This amazing team photo comes from Heritage Auctions. They have a pair of championship banquet programs to be auctioned off next month, and this is the preview of the first.
The Packers had been strong all season, finishing 9-2. The only team with a better record was the Eastern Division champion New York Giants at 9-1-1. On December 10, 1939, the two teams faced off at Wisconsin State Fair Park in the Championship Game. You might have expected two such dominant teams to play an even game, but when they took the field the Packers dismantled the visiting New Yorkers, 27-0.
Four days and 120 miles later, two thousand fans packed the Columbus Community Club building on South Jefferson Street in downtown Green Bay. Among the revelers was Wisconsin governor Julius P. Heil, "perhaps as real, honest to goodness sports fan as ever sat in the governor's chair".
In the words of the Milwaukee Sentinel, the room was
"jarred to the rafters with the flood of adjectives as speaker on speaker lauded the Bays for their marvelous performance all season and for the "greatest football display in the game's history" last Sunday. The Packers, themselves, took the adjectives like blushing school girls, but actually beamed with and more than one made a passing remark: "Gee, boys, this Green Bay town is the place to play your pro football."The venue itself had a long history with the Packers; the Columbus Club building opened in 1925 as a recreational and social center, and immediately began playing an important role in Packer history.

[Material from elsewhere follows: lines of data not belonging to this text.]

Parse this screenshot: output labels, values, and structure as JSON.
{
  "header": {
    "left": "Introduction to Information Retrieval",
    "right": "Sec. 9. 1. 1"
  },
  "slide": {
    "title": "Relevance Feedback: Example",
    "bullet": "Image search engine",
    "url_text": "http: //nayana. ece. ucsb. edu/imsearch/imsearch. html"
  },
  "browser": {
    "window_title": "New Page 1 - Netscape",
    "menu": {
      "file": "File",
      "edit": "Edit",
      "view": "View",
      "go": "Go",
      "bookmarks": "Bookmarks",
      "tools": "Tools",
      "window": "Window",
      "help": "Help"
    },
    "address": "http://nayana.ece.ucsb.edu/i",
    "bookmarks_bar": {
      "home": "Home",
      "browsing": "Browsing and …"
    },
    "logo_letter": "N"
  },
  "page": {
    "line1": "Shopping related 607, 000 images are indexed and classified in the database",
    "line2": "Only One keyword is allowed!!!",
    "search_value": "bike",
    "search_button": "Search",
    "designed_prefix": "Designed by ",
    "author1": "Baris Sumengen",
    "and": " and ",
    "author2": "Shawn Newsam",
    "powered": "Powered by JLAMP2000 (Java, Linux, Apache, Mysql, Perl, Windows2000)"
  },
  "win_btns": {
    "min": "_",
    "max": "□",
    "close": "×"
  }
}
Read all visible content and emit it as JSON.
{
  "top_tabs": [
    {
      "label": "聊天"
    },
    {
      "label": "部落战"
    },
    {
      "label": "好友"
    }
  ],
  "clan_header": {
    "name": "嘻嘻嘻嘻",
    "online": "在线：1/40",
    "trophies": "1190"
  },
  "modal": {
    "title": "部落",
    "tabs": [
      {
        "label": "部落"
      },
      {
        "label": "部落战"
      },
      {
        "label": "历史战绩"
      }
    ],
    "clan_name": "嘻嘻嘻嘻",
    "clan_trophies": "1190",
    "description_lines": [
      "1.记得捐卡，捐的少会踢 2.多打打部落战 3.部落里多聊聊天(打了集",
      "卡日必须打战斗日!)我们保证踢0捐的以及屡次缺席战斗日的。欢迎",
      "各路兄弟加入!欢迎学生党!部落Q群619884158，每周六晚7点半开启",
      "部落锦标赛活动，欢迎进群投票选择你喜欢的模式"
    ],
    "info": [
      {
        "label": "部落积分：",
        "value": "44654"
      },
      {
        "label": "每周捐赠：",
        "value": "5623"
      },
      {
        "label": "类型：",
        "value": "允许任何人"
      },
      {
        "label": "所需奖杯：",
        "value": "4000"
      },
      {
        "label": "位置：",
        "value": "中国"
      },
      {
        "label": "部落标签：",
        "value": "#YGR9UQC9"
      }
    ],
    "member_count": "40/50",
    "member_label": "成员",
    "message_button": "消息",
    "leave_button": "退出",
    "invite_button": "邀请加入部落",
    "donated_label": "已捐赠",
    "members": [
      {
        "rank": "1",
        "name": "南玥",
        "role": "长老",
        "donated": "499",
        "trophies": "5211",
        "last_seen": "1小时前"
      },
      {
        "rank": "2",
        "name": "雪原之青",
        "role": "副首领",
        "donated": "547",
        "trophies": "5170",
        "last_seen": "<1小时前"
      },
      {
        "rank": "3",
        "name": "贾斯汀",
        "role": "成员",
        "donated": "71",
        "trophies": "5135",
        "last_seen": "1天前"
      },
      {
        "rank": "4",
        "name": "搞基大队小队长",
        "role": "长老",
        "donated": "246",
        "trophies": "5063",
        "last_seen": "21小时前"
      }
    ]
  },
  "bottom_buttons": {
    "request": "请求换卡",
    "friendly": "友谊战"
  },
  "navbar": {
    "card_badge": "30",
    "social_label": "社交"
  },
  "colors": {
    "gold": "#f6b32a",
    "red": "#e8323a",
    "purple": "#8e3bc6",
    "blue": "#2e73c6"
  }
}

Columbus Club Building circa 1930
There is a Packers Heritage Trail plaque on the building, listing some of that history:
In the 1920s, before radio broadcasts of Packer games, large crowds gathered on Sunday afternoons when the team was playing on the road. A play-by-play was transmitted by telegraph wire from the site of the game, and the results were posted here on a large board built in the shape of a football field.The building is now studios for WBAY, the ABC affiliate in Green Bay.
From 1927 until the mid-1930s, the Packers used the top floor as a clubhouse. For five years, starting in 1930, their ticket office was located here, as well.
The building also was the site of championship celebrations and rousing public rallies that helped save the franchise. Banquets were held in the first-floor auditorium after the Packers won NFL titles in 1936 and 1939. On April 11, 1950, more than 1,500 fans filled the auditorium to kick off the Packers' third stock drive. And on March 31, 1956, more than 1,000 fans attended a rally in support of building what is now Lambeau Field. George Halas and Curly Lambeau were among the speakers. Three days later, the city-wide referendum passed in a landslide.
This also was where the Vince Lombardi Show was taped by WBAY-TV.
Columbus Club Building in 2012
Let's take a closer look at that team photo. Curly Lambeau is in the front row, far left, and on the far right of the second row we can see assistant coach Red Smith. Smith spent his offseasons as a catcher, coach, and eventually general manager for the Milwaukee Brewers, and in the early 1940s managed the Brews' farm team in Green Bay.
This is Lambeau's classic blue and gold uniform, introduced in 1937 and emblematic of the franchise through the 1949 season. Their socks still had stripes in 1939, although those would only last for a few years.
You can also see that the players are wearing at least two different number styles; undoubtedly the result of old uniforms being carried over (we would see this happen into the Lombardi era as well).
Some of the players are wearing "4"s with a "foot" on the bottom of the vertical line, and some are a fully sans-serif version.
For what it's worth, the photos I've seen of the Packers' white alternate jerseys from that season featured the sans-serif font.
The numbers on Hutson's jersey don't match any I've ever seen before on a navy jersey, and in any case by 1943 he would be wearing the "footed" 4.
What an amazing piece of Packers history this banquet program is. It's going to make some lucky collector very, very happy.